I'm using this library to implement a learning agent.
I have generated the training cases, but I don't know for sure what the validation and test sets are.
The teacher says:
70% should be train cases, 10% will be test cases and the rest 20% should be validation cases.
edit
I have this code for training, but I have no idea when to stop training.
def train(self, train, validation, N=0.3, M=0.1):
# N: learning rate
# M: momentum factor
accuracy = list()
while(True):
error = 0.0
for p in train:
input, target = p
self.update(input)
error = error + self.backPropagate(target, N, M)
print "validation"
total = 0
for p in validation:
input, target = p
output = self.update(input)
total += sum([abs(target - output) for target, output in zip(target, output)]) #calculates sum of absolute diference between target and output
accuracy.append(total)
print min(accuracy)
print sum(accuracy[-5:])/5
#if i % 100 == 0:
print 'error %-14f' % error
if ? < ?:
break
edit
I can get an average error of 0.2 with validation data, after maybe 20 training iterations, that should be 80%?

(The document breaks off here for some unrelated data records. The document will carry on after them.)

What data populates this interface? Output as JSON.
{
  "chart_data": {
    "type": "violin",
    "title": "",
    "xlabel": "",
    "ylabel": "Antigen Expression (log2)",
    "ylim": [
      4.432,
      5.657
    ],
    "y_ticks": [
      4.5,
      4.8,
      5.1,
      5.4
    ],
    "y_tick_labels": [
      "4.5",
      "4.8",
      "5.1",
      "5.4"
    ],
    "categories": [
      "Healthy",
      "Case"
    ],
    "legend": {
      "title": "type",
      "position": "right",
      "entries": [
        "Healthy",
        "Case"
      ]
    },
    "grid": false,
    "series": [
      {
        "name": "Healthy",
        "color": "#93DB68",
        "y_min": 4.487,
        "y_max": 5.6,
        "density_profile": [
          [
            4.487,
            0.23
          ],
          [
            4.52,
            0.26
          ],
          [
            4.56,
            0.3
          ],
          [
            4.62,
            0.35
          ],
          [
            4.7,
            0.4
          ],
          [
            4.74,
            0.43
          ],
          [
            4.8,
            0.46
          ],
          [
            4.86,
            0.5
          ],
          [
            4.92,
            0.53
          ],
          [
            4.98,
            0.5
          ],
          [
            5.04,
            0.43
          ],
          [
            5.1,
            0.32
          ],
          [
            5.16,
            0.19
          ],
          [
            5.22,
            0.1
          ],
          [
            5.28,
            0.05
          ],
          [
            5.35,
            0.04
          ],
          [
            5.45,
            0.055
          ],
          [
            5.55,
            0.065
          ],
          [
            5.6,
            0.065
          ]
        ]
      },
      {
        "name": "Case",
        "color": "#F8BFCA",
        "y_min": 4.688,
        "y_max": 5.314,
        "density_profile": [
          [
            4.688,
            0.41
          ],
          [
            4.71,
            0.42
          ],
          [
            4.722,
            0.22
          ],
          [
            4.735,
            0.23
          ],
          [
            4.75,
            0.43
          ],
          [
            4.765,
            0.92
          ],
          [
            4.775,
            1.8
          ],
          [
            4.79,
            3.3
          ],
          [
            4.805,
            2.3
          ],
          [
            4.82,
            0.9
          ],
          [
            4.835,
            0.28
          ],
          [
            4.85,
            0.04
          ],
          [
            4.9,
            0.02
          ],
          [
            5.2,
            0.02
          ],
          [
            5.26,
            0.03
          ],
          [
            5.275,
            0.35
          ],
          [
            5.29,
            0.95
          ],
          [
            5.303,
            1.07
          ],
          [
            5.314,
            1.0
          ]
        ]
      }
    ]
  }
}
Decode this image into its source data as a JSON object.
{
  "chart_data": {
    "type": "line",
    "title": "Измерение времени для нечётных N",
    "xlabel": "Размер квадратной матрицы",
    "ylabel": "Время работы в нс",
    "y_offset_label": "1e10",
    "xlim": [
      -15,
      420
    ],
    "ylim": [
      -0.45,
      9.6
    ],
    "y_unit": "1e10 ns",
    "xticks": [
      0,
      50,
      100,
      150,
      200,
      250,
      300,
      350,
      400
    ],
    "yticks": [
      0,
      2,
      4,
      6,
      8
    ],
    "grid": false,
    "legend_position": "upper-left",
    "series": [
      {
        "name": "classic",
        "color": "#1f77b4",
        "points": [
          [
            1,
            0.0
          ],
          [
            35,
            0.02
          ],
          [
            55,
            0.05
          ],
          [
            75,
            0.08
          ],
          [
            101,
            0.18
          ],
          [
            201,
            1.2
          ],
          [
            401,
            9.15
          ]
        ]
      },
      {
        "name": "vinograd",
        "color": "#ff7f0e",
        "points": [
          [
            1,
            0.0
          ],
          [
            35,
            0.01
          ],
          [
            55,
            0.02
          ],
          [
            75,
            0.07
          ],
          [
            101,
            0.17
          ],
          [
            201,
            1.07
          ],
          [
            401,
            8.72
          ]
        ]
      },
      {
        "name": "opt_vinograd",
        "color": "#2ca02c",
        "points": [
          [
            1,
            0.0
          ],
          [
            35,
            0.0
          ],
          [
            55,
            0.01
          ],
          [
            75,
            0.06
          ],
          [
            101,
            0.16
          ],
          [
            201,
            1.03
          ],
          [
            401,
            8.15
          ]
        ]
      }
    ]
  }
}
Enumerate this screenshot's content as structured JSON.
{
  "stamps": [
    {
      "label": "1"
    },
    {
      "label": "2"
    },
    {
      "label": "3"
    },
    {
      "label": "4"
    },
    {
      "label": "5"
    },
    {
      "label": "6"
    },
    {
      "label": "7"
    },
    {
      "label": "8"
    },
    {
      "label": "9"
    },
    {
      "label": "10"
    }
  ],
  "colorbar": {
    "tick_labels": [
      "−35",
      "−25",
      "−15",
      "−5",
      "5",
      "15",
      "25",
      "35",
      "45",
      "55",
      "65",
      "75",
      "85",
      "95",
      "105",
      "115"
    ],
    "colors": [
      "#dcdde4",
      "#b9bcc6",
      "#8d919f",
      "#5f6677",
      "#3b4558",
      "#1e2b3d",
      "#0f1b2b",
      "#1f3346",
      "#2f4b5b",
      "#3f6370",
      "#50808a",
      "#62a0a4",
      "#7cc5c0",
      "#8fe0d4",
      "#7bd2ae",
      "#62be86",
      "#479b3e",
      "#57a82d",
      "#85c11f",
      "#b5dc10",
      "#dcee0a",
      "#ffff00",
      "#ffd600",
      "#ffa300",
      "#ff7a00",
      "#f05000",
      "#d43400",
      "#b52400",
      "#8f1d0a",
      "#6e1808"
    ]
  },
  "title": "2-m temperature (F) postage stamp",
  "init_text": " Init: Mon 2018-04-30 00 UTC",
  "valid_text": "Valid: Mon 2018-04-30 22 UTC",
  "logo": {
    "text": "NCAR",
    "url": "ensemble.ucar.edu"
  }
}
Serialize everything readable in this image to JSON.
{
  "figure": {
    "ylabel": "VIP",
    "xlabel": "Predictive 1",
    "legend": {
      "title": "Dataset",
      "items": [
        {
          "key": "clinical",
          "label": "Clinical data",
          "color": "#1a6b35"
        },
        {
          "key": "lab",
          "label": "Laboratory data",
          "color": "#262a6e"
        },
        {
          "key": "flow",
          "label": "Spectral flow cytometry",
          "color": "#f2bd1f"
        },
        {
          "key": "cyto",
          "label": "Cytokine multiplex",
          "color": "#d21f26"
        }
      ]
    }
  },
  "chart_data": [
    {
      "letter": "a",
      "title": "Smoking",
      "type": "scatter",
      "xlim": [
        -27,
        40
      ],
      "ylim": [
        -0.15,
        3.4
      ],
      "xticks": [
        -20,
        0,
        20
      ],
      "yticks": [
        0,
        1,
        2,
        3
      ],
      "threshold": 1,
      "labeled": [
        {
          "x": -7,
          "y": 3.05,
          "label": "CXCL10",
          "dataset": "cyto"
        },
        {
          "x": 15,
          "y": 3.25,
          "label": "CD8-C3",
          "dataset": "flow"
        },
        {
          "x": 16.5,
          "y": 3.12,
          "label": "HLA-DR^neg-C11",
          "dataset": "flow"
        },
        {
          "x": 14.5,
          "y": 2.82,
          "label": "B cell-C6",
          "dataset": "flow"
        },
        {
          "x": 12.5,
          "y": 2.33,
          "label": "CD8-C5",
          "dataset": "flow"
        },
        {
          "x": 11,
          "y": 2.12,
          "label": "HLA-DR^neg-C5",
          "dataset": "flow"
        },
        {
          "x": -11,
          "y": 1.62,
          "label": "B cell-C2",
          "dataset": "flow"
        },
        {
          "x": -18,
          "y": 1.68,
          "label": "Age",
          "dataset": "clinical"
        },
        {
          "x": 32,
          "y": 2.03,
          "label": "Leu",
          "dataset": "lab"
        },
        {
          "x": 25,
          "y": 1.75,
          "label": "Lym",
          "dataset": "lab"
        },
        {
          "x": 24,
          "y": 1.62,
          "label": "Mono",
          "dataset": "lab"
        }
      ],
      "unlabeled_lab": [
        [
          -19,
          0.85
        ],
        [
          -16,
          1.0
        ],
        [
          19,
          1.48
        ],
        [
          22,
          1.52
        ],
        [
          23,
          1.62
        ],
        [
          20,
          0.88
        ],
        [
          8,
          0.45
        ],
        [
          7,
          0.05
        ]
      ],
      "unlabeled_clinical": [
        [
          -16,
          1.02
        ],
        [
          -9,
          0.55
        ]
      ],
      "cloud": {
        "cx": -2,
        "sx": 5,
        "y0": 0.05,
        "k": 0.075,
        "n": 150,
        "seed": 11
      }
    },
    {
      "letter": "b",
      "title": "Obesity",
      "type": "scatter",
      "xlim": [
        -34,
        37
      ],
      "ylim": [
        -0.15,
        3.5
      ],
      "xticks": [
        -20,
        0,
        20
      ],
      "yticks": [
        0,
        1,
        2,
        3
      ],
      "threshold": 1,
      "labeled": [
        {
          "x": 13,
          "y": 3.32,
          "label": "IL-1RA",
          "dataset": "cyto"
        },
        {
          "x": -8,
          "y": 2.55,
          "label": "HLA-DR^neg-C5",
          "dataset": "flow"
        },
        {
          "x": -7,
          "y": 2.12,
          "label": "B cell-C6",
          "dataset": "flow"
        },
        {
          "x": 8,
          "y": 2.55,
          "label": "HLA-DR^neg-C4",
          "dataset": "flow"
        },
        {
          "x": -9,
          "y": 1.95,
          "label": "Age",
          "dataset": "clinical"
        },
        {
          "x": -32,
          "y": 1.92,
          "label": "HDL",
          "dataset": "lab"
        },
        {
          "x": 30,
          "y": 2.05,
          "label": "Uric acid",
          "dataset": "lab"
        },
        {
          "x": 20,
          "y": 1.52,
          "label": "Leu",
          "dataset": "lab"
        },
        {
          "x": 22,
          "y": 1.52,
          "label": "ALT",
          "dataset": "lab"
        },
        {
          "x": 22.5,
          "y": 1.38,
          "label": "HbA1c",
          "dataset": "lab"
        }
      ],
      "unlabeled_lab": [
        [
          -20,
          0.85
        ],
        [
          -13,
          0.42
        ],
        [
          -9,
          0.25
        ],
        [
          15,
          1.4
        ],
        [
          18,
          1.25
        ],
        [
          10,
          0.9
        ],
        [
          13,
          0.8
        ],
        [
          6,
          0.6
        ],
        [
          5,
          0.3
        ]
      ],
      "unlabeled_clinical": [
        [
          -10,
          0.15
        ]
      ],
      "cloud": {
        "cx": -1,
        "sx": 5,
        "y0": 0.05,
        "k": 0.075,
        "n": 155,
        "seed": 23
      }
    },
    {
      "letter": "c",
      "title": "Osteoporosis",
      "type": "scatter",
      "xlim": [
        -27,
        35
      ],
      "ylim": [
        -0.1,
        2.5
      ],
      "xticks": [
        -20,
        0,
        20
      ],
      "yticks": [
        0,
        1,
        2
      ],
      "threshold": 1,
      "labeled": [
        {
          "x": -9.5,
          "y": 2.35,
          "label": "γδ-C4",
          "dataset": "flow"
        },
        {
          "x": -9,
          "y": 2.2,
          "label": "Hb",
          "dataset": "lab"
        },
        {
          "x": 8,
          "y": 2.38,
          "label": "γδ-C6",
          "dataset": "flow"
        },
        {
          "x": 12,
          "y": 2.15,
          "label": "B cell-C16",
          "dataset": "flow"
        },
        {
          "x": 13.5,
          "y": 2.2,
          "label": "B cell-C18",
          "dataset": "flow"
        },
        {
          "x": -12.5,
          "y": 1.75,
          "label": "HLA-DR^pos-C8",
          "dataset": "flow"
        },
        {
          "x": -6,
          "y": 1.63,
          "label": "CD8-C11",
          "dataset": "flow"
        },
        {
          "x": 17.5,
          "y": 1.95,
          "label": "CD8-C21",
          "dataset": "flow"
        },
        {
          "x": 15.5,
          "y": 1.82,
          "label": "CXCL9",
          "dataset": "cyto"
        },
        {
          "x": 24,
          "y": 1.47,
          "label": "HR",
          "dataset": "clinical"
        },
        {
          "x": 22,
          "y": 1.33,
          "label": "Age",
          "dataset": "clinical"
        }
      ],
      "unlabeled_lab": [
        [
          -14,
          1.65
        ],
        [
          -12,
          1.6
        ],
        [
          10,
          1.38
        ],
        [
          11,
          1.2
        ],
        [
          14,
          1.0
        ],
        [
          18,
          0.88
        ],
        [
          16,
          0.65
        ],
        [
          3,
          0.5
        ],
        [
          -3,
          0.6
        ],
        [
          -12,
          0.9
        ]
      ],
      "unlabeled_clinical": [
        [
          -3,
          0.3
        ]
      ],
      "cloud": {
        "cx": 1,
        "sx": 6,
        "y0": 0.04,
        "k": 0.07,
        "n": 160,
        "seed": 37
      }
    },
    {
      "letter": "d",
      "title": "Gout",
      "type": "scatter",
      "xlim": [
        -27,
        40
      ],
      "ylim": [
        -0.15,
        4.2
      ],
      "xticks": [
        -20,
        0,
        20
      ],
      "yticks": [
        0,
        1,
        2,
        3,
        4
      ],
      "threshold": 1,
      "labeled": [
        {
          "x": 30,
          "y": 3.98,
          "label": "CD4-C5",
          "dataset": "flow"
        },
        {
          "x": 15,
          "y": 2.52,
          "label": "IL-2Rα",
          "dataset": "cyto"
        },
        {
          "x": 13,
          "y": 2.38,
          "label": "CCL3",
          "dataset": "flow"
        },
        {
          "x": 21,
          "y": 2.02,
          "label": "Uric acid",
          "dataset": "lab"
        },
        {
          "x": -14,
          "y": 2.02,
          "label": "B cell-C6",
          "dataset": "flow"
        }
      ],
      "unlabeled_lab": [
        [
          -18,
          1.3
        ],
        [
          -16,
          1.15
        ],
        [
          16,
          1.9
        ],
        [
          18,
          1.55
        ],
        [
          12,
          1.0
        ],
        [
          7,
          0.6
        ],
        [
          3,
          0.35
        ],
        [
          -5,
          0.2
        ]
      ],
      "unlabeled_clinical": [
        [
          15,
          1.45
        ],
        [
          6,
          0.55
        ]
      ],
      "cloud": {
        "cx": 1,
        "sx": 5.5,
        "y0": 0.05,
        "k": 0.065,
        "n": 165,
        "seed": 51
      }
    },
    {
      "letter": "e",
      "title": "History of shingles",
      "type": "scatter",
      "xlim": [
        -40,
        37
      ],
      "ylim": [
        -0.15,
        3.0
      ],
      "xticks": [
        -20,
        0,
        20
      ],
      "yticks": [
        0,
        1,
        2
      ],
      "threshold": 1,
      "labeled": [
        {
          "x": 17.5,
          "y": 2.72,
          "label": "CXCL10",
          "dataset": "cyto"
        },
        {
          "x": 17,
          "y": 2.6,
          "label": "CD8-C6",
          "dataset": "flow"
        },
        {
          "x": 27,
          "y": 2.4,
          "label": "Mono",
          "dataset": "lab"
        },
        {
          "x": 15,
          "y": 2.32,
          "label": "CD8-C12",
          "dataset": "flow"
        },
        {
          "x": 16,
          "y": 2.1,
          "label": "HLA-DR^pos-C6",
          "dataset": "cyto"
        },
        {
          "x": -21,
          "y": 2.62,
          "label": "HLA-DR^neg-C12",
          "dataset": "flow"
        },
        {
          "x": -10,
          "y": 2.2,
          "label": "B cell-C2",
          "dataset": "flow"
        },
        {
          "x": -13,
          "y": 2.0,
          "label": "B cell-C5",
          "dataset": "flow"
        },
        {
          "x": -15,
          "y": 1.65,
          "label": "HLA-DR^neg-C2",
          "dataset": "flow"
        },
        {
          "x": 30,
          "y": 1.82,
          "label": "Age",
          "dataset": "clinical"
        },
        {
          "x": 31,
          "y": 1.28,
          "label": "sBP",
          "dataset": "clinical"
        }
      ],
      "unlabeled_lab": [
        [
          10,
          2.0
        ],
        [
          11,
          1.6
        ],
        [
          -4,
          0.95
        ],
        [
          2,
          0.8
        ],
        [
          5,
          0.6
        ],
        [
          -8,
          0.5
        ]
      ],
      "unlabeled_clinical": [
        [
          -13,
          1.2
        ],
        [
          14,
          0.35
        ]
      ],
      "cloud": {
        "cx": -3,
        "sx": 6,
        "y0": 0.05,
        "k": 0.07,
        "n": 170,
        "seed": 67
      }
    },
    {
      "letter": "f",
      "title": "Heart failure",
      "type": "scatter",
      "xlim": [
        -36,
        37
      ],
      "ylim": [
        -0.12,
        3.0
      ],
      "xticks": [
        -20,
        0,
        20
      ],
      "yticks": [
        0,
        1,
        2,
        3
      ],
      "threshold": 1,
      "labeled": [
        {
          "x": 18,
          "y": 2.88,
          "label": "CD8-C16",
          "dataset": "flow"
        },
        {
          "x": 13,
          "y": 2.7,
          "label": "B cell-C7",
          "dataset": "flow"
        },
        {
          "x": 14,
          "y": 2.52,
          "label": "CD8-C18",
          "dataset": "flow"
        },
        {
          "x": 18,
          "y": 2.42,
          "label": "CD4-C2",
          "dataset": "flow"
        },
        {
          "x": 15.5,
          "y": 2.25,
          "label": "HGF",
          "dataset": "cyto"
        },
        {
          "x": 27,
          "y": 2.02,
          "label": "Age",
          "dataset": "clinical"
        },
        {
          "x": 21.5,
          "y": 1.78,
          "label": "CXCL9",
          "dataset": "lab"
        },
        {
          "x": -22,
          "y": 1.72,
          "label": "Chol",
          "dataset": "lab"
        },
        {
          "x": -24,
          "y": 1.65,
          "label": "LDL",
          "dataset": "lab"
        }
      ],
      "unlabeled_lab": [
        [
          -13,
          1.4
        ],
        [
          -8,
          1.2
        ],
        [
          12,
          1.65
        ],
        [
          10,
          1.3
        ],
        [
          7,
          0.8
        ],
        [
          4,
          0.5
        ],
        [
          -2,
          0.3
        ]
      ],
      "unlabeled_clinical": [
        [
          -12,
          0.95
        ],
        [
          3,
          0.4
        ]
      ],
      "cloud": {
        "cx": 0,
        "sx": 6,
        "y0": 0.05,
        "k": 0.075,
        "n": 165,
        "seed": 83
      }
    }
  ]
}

average error = sum of absolute difference between validation target and output, given the validation data input/size of validation data.
1
avg error 0.520395
validation
0.246937882684
2
avg error 0.272367
validation
0.228832420879
3
avg error 0.249578
validation
0.216253590304
...
22
avg error 0.227753
validation
0.200239244714
23
avg error 0.227905
validation
0.199875013416
The training and validation sets are used during training.
for each epoch
for each training data instance
propagate error through the network
adjust the weights
calculate the accuracy over training data
for each validation data instance
calculate the accuracy over the validation data
if the threshold validation accuracy is met
exit training
else
continue training
Once you're finished training, then you run against your testing set and verify that the accuracy is sufficient.
Training Set: this data set is used to adjust the weights on the neural network.
Validation Set: this data set is used to minimize overfitting. You're not adjusting the weights of the network with this data set, you're just verifying that any increase in accuracy over the training data set actually yields an increase in accuracy over a data set that has not been shown to the network before, or at least the network hasn't trained on it (i.e. validation data set). If the accuracy over the training data set increases, but the accuracy over the validation data set stays the same or decreases, then you're overfitting your neural network and you should stop training.
Testing Set: this data set is used only for testing the final solution in order to confirm the actual predictive power of the network.